En subsidio de todo lo anterior, y para el evento hipotético que se llegare a declarar -fundamentalmente- que existió un vínculo laboral completo y normal entre el actor y mi representada, que terminó por incumplimientos contractuales laborales graves de ésta y/o por imprudencia temeraria que afectó a su establecimiento, para este inimaginable evento, formula las siguientes peticiones, en contestación a las que formula el demandante en su demanda subsidiaria que contesto:
Que la última remuneración mensual del demandante se limite a 90 UF, para todos y cualesquiera fines indemnizatorios, de acuerdo a lo dispuesto en el artículo 172 inciso final del Código del Trabajo.
Que el recargo legal que se aplique a tal indemnización sea de un 50%, de acuerdo a lo dispuesto en el artículo 171 del Código del Trabajo.
Que no se ordene pagar a su representada ninguna compensación por ningún feriado supuestamente adeudado, toda vez que el demandante tomó muchísimo más de 21 días corridos de descanso cada año, atendida, especialmente, su doble residencia en Chile y Argentina. Subsidiariamente, que sólo se ordene compensar como máximo, el feriado legal correspondiente a 2 períodos anuales, de acuerdo a lo dispuesto en los artículos 70 y 510 del Código del Trabajo y teniendo en especial consideración que en esta materia, como en todas las demás, el demandante tenía que avisarse o pedirse autorización a sí mismo, para salir cuando y donde le pareciere y era su responsabilidad firmar los comprobantes correspondientes, como cualquier otro trabajador; que por cierto él nunca firmó, porque siempre tuvo plena conciencia que no era trabajador, en el verdadero sentido de la palabra.
Pide que se declare
a) Que se niega lugar a la demanda por despido que vulnera derechos fundamentales y cobra indemnización que señala, por carecer de legitimación activa el demandante y ser dicha acción legalmente improcedente, al no corresponder interponerla por el trabajador, cuando su Contrato de Trabajo no ha terminado por despido del empleador, sino que por decisión y comunicación del trabajador mismo, en el marco del artículo 171 del Código del Trabajo.

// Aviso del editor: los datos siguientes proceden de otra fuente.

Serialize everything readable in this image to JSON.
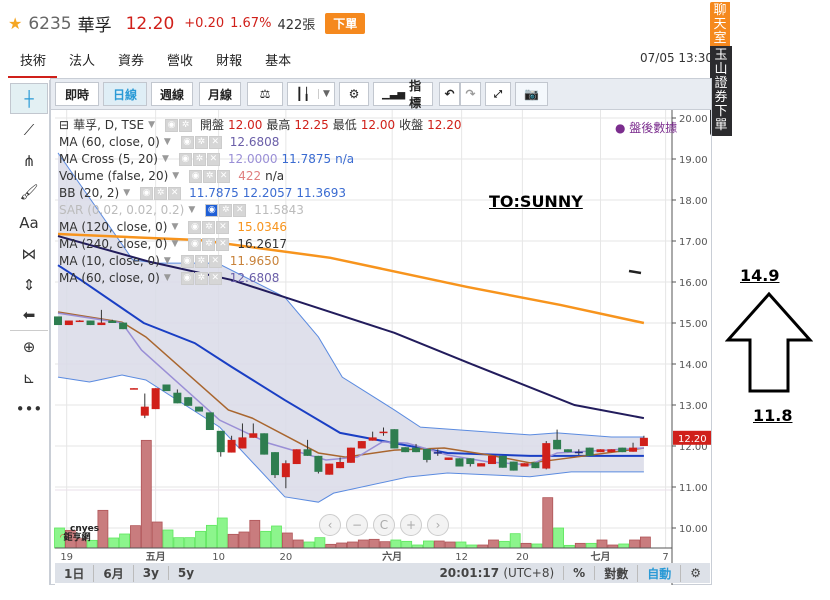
{
  "header": {
    "star_icon": "star-icon",
    "code": "6235",
    "name": "華孚",
    "price": "12.20",
    "change": "+0.20",
    "change_pct": "1.67%",
    "volume": "422張",
    "order_button": "下單"
  },
  "tabs": [
    {
      "label": "技術",
      "active": true
    },
    {
      "label": "法人"
    },
    {
      "label": "資券"
    },
    {
      "label": "營收"
    },
    {
      "label": "財報"
    },
    {
      "label": "基本"
    }
  ],
  "datetime": "07/05 13:30",
  "side_tags": {
    "chat": "聊天室",
    "broker_order": "玉山證券下單"
  },
  "toolbar": {
    "realtime": "即時",
    "daily": "日線",
    "weekly": "週線",
    "monthly": "月線",
    "compare_icon": "scale-icon",
    "chart_type_icon": "candlestick-icon",
    "settings_icon": "gear-icon",
    "indicators": "指標",
    "undo_icon": "undo-icon",
    "redo_icon": "redo-icon",
    "fullscreen_icon": "fullscreen-icon",
    "snapshot_icon": "camera-icon"
  },
  "drawing_tools": [
    "crosshair-icon",
    "trend-line-icon",
    "pitchfork-icon",
    "brush-icon",
    "text-icon",
    "pattern-icon",
    "measure-icon",
    "arrow-left-icon",
    "zoom-in-icon",
    "ruler-icon",
    "more-icon"
  ],
  "drawing_tool_text": "Aa",
  "legend": {
    "main": {
      "title": "華孚, D, TSE",
      "open_label": "開盤",
      "open": "12.00",
      "high_label": "最高",
      "high": "12.25",
      "low_label": "最低",
      "low": "12.00",
      "close_label": "收盤",
      "close": "12.20"
    },
    "studies": [
      {
        "name": "MA (60, close, 0)",
        "values": [
          "12.6808"
        ],
        "colors": [
          "#6a5ea8"
        ]
      },
      {
        "name": "MA Cross (5, 20)",
        "values": [
          "12.0000",
          "11.7875",
          "n/a"
        ],
        "colors": [
          "#9a8fd6",
          "#3a6bd1",
          "#3a6bd1"
        ]
      },
      {
        "name": "Volume (false, 20)",
        "values": [
          "422",
          "n/a"
        ],
        "colors": [
          "#e08080",
          "#333333"
        ]
      },
      {
        "name": "BB (20, 2)",
        "values": [
          "11.7875",
          "12.2057",
          "11.3693"
        ],
        "colors": [
          "#3a6bd1",
          "#3a6bd1",
          "#3a6bd1"
        ]
      },
      {
        "name": "SAR (0.02, 0.02, 0.2)",
        "values": [
          "11.5843"
        ],
        "colors": [
          "#bbbbbb"
        ],
        "hidden": true
      },
      {
        "name": "MA (120, close, 0)",
        "values": [
          "15.0346"
        ],
        "colors": [
          "#f7941d"
        ]
      },
      {
        "name": "MA (240, close, 0)",
        "values": [
          "16.2617"
        ],
        "colors": [
          "#333333"
        ]
      },
      {
        "name": "MA (10, close, 0)",
        "values": [
          "11.9650"
        ],
        "colors": [
          "#c8823a"
        ]
      },
      {
        "name": "MA (60, close, 0)",
        "values": [
          "12.6808"
        ],
        "colors": [
          "#6a5ea8"
        ]
      }
    ],
    "after_hours": "盤後數據"
  },
  "annotations": {
    "note": "TO:SUNNY",
    "upper_price": "14.9",
    "lower_price": "11.8",
    "arrow": "up-arrow"
  },
  "logo_text": [
    "cnyes",
    "鉅亨網"
  ],
  "nav_buttons": [
    "‹",
    "−",
    "C",
    "+",
    "›"
  ],
  "bottom": {
    "ranges": [
      "1日",
      "6月",
      "3y",
      "5y"
    ],
    "time": "20:01:17",
    "tz": "(UTC+8)",
    "percent": "%",
    "log": "對數",
    "auto": "自動",
    "settings_icon": "gear-icon"
  },
  "chart_data": {
    "type": "candlestick",
    "symbol": "華孚, D, TSE",
    "ylim": [
      10,
      20
    ],
    "y_ticks": [
      "20.00",
      "19.00",
      "18.00",
      "17.00",
      "16.00",
      "15.00",
      "14.00",
      "13.00",
      "12.00",
      "11.00",
      "10.00"
    ],
    "x_ticks": [
      "19",
      "五月",
      "10",
      "20",
      "六月",
      "12",
      "20",
      "七月",
      "7"
    ],
    "last_price": "12.20",
    "colors": {
      "up": "#d0201a",
      "down": "#2e7d4f",
      "vol_up": "#c97c7e",
      "vol_down": "#8cf58c",
      "ma120": "#f7941d",
      "ma60": "#221c5c",
      "ma20": "#1a3fc4",
      "ma10": "#a9662f",
      "ma5": "#9a8fd6",
      "bb": "#5b8be0",
      "bb_fill": "#d9dae8"
    },
    "ohlc": [
      [
        15.16,
        15.16,
        14.95,
        14.95
      ],
      [
        14.95,
        15.06,
        14.95,
        15.06
      ],
      [
        15.04,
        15.07,
        15.03,
        15.06
      ],
      [
        15.06,
        15.06,
        14.95,
        14.95
      ],
      [
        14.95,
        15.32,
        14.95,
        15.01
      ],
      [
        15.06,
        15.08,
        15.0,
        15.0
      ],
      [
        15.01,
        15.01,
        14.85,
        14.85
      ],
      [
        13.38,
        13.41,
        13.38,
        13.41
      ],
      [
        12.74,
        13.28,
        12.68,
        12.96
      ],
      [
        12.9,
        13.41,
        12.9,
        13.41
      ],
      [
        13.5,
        13.5,
        13.34,
        13.34
      ],
      [
        13.3,
        13.38,
        13.04,
        13.04
      ],
      [
        13.19,
        13.19,
        12.98,
        12.98
      ],
      [
        12.96,
        12.96,
        12.84,
        12.84
      ],
      [
        12.82,
        12.82,
        12.39,
        12.39
      ],
      [
        12.37,
        12.37,
        11.74,
        11.85
      ],
      [
        11.84,
        12.25,
        11.84,
        12.15
      ],
      [
        11.94,
        12.55,
        11.94,
        12.21
      ],
      [
        12.2,
        12.55,
        12.2,
        12.31
      ],
      [
        12.31,
        12.31,
        11.79,
        11.79
      ],
      [
        11.85,
        11.85,
        11.22,
        11.29
      ],
      [
        11.24,
        11.65,
        10.97,
        11.58
      ],
      [
        11.56,
        11.92,
        11.56,
        11.92
      ],
      [
        11.92,
        12.15,
        11.76,
        11.76
      ],
      [
        11.76,
        11.76,
        11.33,
        11.37
      ],
      [
        11.3,
        11.57,
        11.3,
        11.57
      ],
      [
        11.46,
        11.72,
        11.46,
        11.61
      ],
      [
        11.59,
        11.96,
        11.59,
        11.96
      ],
      [
        11.94,
        12.12,
        11.94,
        12.12
      ],
      [
        12.13,
        12.35,
        12.13,
        12.21
      ],
      [
        12.34,
        12.45,
        12.25,
        12.35
      ],
      [
        12.41,
        12.41,
        11.94,
        11.94
      ],
      [
        11.97,
        11.97,
        11.85,
        11.85
      ],
      [
        11.96,
        12.05,
        11.85,
        11.85
      ],
      [
        11.93,
        11.93,
        11.6,
        11.66
      ],
      [
        11.84,
        11.92,
        11.76,
        11.85
      ],
      [
        11.66,
        11.72,
        11.66,
        11.72
      ],
      [
        11.7,
        11.7,
        11.5,
        11.5
      ],
      [
        11.7,
        11.7,
        11.5,
        11.56
      ],
      [
        11.5,
        11.58,
        11.5,
        11.58
      ],
      [
        11.56,
        11.76,
        11.56,
        11.76
      ],
      [
        11.76,
        11.76,
        11.47,
        11.47
      ],
      [
        11.62,
        11.62,
        11.4,
        11.4
      ],
      [
        11.5,
        11.58,
        11.5,
        11.58
      ],
      [
        11.6,
        11.6,
        11.46,
        11.46
      ],
      [
        11.45,
        12.12,
        11.43,
        12.07
      ],
      [
        12.15,
        12.4,
        11.92,
        11.92
      ],
      [
        11.92,
        11.92,
        11.85,
        11.85
      ],
      [
        11.85,
        11.92,
        11.78,
        11.86
      ],
      [
        11.96,
        11.96,
        11.76,
        11.76
      ],
      [
        11.85,
        11.92,
        11.85,
        11.92
      ],
      [
        11.85,
        11.92,
        11.85,
        11.92
      ],
      [
        11.96,
        11.96,
        11.85,
        11.85
      ],
      [
        11.86,
        12.08,
        11.86,
        11.96
      ],
      [
        12.0,
        12.25,
        12.0,
        12.2
      ]
    ],
    "volume": [
      768,
      678,
      358,
      294,
      1446,
      384,
      538,
      858,
      4134,
      998,
      691,
      397,
      397,
      640,
      870,
      1152,
      525,
      614,
      1062,
      640,
      845,
      576,
      307,
      230,
      397,
      141,
      192,
      230,
      307,
      333,
      243,
      307,
      256,
      115,
      269,
      269,
      230,
      230,
      115,
      115,
      307,
      256,
      550,
      179,
      154,
      1933,
      768,
      102,
      179,
      179,
      307,
      115,
      154,
      307,
      422
    ],
    "lines": {
      "ma120": [
        [
          0,
          17.17
        ],
        [
          13.1,
          17.02
        ],
        [
          25.1,
          16.59
        ],
        [
          37.7,
          15.88
        ],
        [
          46.3,
          15.44
        ],
        [
          54,
          15.0
        ]
      ],
      "ma60": [
        [
          0,
          17.12
        ],
        [
          8.5,
          16.49
        ],
        [
          16,
          16.05
        ],
        [
          20.9,
          15.63
        ],
        [
          31,
          14.76
        ],
        [
          37.9,
          14.02
        ],
        [
          47.6,
          13.0
        ],
        [
          54,
          12.68
        ]
      ],
      "ma20": [
        [
          0,
          16.41
        ],
        [
          2.1,
          16.05
        ],
        [
          7.9,
          15.0
        ],
        [
          12.6,
          14.51
        ],
        [
          16,
          13.93
        ],
        [
          20.9,
          13.12
        ],
        [
          26,
          12.32
        ],
        [
          31,
          12.07
        ],
        [
          35.9,
          11.83
        ],
        [
          43.5,
          11.76
        ],
        [
          54,
          11.76
        ]
      ],
      "ma10": [
        [
          0,
          15.27
        ],
        [
          5.9,
          15.02
        ],
        [
          8.1,
          14.66
        ],
        [
          15.7,
          12.88
        ],
        [
          17.9,
          12.68
        ],
        [
          24,
          11.83
        ],
        [
          26.5,
          11.73
        ],
        [
          31,
          11.9
        ],
        [
          35.6,
          11.95
        ],
        [
          39.7,
          11.78
        ],
        [
          43.5,
          11.59
        ],
        [
          45.7,
          11.66
        ],
        [
          54,
          11.95
        ]
      ],
      "ma5": [
        [
          0,
          15.24
        ],
        [
          5.9,
          15.0
        ],
        [
          7.7,
          14.34
        ],
        [
          14.9,
          12.63
        ],
        [
          19.4,
          12.07
        ],
        [
          24.7,
          11.66
        ],
        [
          27.6,
          11.73
        ],
        [
          29.9,
          12.1
        ],
        [
          32.2,
          12.07
        ],
        [
          35.9,
          11.78
        ],
        [
          39.7,
          11.61
        ],
        [
          43.5,
          11.54
        ],
        [
          46,
          11.83
        ],
        [
          54,
          11.95
        ]
      ],
      "bb_upper": [
        [
          0,
          19.15
        ],
        [
          6.9,
          16.54
        ],
        [
          9.1,
          16.46
        ],
        [
          14.7,
          16.46
        ],
        [
          20.9,
          15.63
        ],
        [
          24,
          14.66
        ],
        [
          26.2,
          13.68
        ],
        [
          31,
          12.88
        ],
        [
          33.4,
          12.46
        ],
        [
          43.5,
          12.27
        ],
        [
          46,
          12.32
        ],
        [
          51,
          12.22
        ],
        [
          54,
          12.22
        ]
      ],
      "bb_lower": [
        [
          0,
          13.68
        ],
        [
          2.9,
          13.56
        ],
        [
          5.9,
          13.73
        ],
        [
          8.1,
          13.61
        ],
        [
          14.9,
          12.46
        ],
        [
          20.9,
          10.76
        ],
        [
          24,
          10.63
        ],
        [
          25.4,
          10.85
        ],
        [
          32.2,
          11.24
        ],
        [
          35.9,
          11.34
        ],
        [
          43.5,
          11.25
        ],
        [
          47.3,
          11.37
        ],
        [
          54,
          11.37
        ]
      ]
    }
  }
}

b) Subsidiariamente de lo anterior, que se niega lugar a la demanda referida, por no ser efectivos los hechos en que se funda, y/o por no haber existido vulneración de derechos fundamentales del trabajador relacionada con el término de su contrato, y/o por no existir en el caso de autos un conflicto y controversia laboral, sino que comercial y societario que no corresponde ventilar en sede laboral ni en el procedimiento de que se trata, y/o porque el demandante sólo fue un trabajador meramente formal y aparente, que no estuvo nunca prestando servicios bajo subordinación y dependencia, a la sociedad demandada en autos, por lo que no pudo haber sido objeto de algún atentado a derechos, propio de y regulado para, trabajador subordinado y dependiente.

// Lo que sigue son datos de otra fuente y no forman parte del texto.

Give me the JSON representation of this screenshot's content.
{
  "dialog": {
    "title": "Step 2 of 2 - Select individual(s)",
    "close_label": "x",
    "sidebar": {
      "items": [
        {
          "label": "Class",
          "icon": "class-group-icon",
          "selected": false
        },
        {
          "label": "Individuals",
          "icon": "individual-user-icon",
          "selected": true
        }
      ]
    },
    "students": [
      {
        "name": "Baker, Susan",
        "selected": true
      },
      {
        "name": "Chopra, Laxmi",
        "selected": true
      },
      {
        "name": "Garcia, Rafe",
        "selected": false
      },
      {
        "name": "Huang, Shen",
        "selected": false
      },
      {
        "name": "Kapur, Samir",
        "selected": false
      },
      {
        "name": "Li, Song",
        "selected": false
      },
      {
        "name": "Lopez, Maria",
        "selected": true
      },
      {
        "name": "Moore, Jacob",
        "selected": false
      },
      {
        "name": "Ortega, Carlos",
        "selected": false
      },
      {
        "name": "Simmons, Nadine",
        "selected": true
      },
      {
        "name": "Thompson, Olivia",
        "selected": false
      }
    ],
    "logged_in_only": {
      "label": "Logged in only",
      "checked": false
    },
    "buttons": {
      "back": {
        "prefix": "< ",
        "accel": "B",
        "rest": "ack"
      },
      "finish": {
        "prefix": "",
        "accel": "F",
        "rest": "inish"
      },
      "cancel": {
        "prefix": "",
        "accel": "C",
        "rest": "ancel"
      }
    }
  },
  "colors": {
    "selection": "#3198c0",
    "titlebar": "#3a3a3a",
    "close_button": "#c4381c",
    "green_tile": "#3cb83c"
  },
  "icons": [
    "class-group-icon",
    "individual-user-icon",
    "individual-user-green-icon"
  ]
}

c) Que también se niega lugar a la demanda subsidiaria por despido indirecto y cobro de prestaciones laborales, por carecer ésta de hechos fundantes o no ser efectivos los hechos en que se funda; y/o por no haber existido ni incumplimiento contractual grave de obligaciones laborales ni imprudencia temeraria contra el establecimiento de la demandada, por parte de ésta; y/o por no existir, en el caso de autos, un conflicto y controversia laboral, sino que comercial y societario, que no corresponde ventilar en sede laboral ni en el procedimiento de que se trata; y/o porque el demandante sólo fue un trabajador meramente formal y aparente, que no estuvo nunca prestando servicios bajo subordinación y dependencia, a la sociedad demandada en autos, por lo que no pudo haber sido objeto de los supuestos incumplimientos laborales que reclama, como si hubiese sido un trabajador subordinado y dependiente, en la realidad.
d) Subsidiariamente de lo anterior, que se limita cualquier pago indemnizatorio ordenado, al tope legal de 90 UF por año de servicios, recargado con el 50% de recargo legal; y se niega lugar al cobro de compensación de feriados, o subsidiariamente, se limita ese cobro a sólo los 2 últimos años laborados, por aplicación de los artículos 70 y 510 del Código del Trabajo.

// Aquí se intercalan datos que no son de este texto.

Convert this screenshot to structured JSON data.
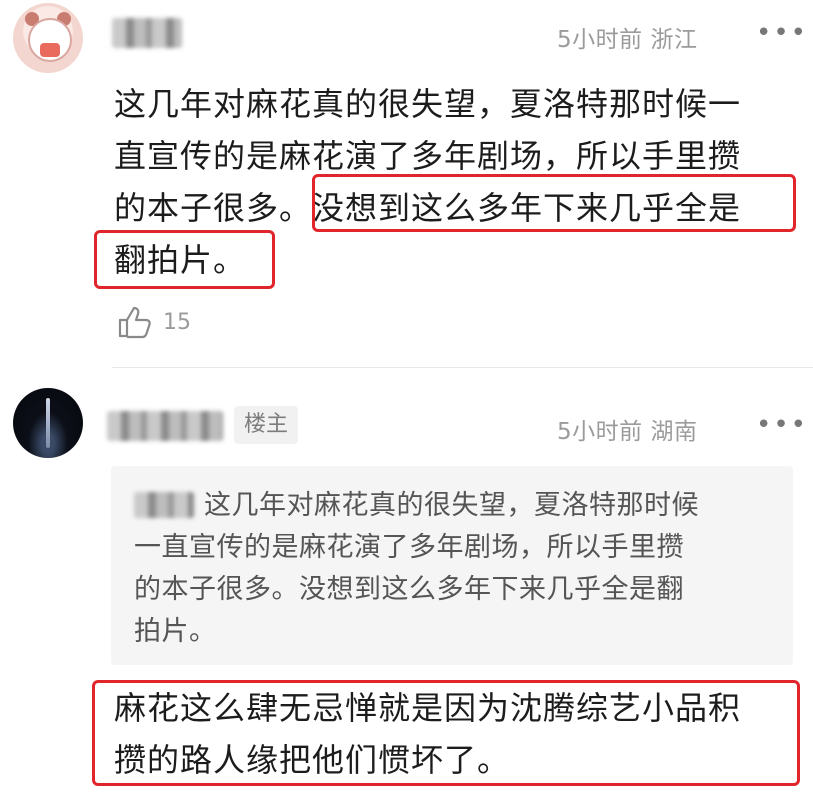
{
  "comment1": {
    "time": "5小时前",
    "location": "浙江",
    "more_label": "•••",
    "text_lines": [
      "这几年对麻花真的很失望，夏洛特那时候一",
      "直宣传的是麻花演了多年剧场，所以手里攒",
      "的本子很多。没想到这么多年下来几乎全是",
      "翻拍片。"
    ],
    "like_count": "15"
  },
  "comment2": {
    "owner_badge": "楼主",
    "time": "5小时前",
    "location": "湖南",
    "more_label": "•••",
    "quote_lines": [
      "这几年对麻花真的很失望，夏洛特那时候",
      "一直宣传的是麻花演了多年剧场，所以手里攒",
      "的本子很多。没想到这么多年下来几乎全是翻",
      "拍片。"
    ],
    "reply_lines": [
      "麻花这么肆无忌惮就是因为沈腾综艺小品积",
      "攒的路人缘把他们惯坏了。"
    ]
  },
  "colors": {
    "highlight": "#e0262b",
    "meta": "#9b9b9b",
    "quote_bg": "#f5f5f5"
  }
}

e) Que se condena en costas al demandante, por no haber tenido fundamentos ni motivos plausibles para litigar.


II.- CONSIDERACIONES DE HECHO Y DE DERECHO:

3.- Previo al definir la controversia, en la Audiencia Preparatoria, se identificaron como hechos no discutidos la existencia de remuneraciones, de un contrato de trabajo escrito suscrito, el 1 de agosto de 2003 y que el actor puso término a los servicios mediante la figura conocida como despido indirecto en la fecha señalada en la demanda .
Seguidamente, en un extremo principal, se determina como cuestión controvertida la siguiente: “Existencia de subordinación y dependencia en el contrato de trabajo suscrito entre las parte, y en efecto, órganos societarios a los que (se) reportaba el actor y composición de los mismos”
La controversia, así definida, dice relación con una cuestión capital alegada por la defensa: desconoce la condición de trabajador subordinado de Gómez Cattini y enmarca la relación entre el demandante y la demandada en el contexto de disputas mercantiles entre socios propietarios de la misma, sin desconocer que entre las partes existió un contrato escrito de trabajo que -califica- de “instrumental”.

4.- ACCIÓN DE TUTELA Y AUTODESPIDO:
Con todo, cabe abordar previamente una cuestión netamente procesal, que puede analizarse con abstracción de las cuestiones de fondo, y que es planteada como defensa primera por la empresa; a saber, alega que el actor no es el titular de la acción de tutela. Se señala que ha sido éste el que ha puesto término al contrato de trabajo en ejercicio de la acción del artículo 171 del Código del Trabajo, y que tal acción es incompatible con la norma del artículo 489 del Código del Trabajo que las contempla sólo en hipótesis de despido patronal, es decir cuando es el empleador es quien decide poner término al contrato de trabajo.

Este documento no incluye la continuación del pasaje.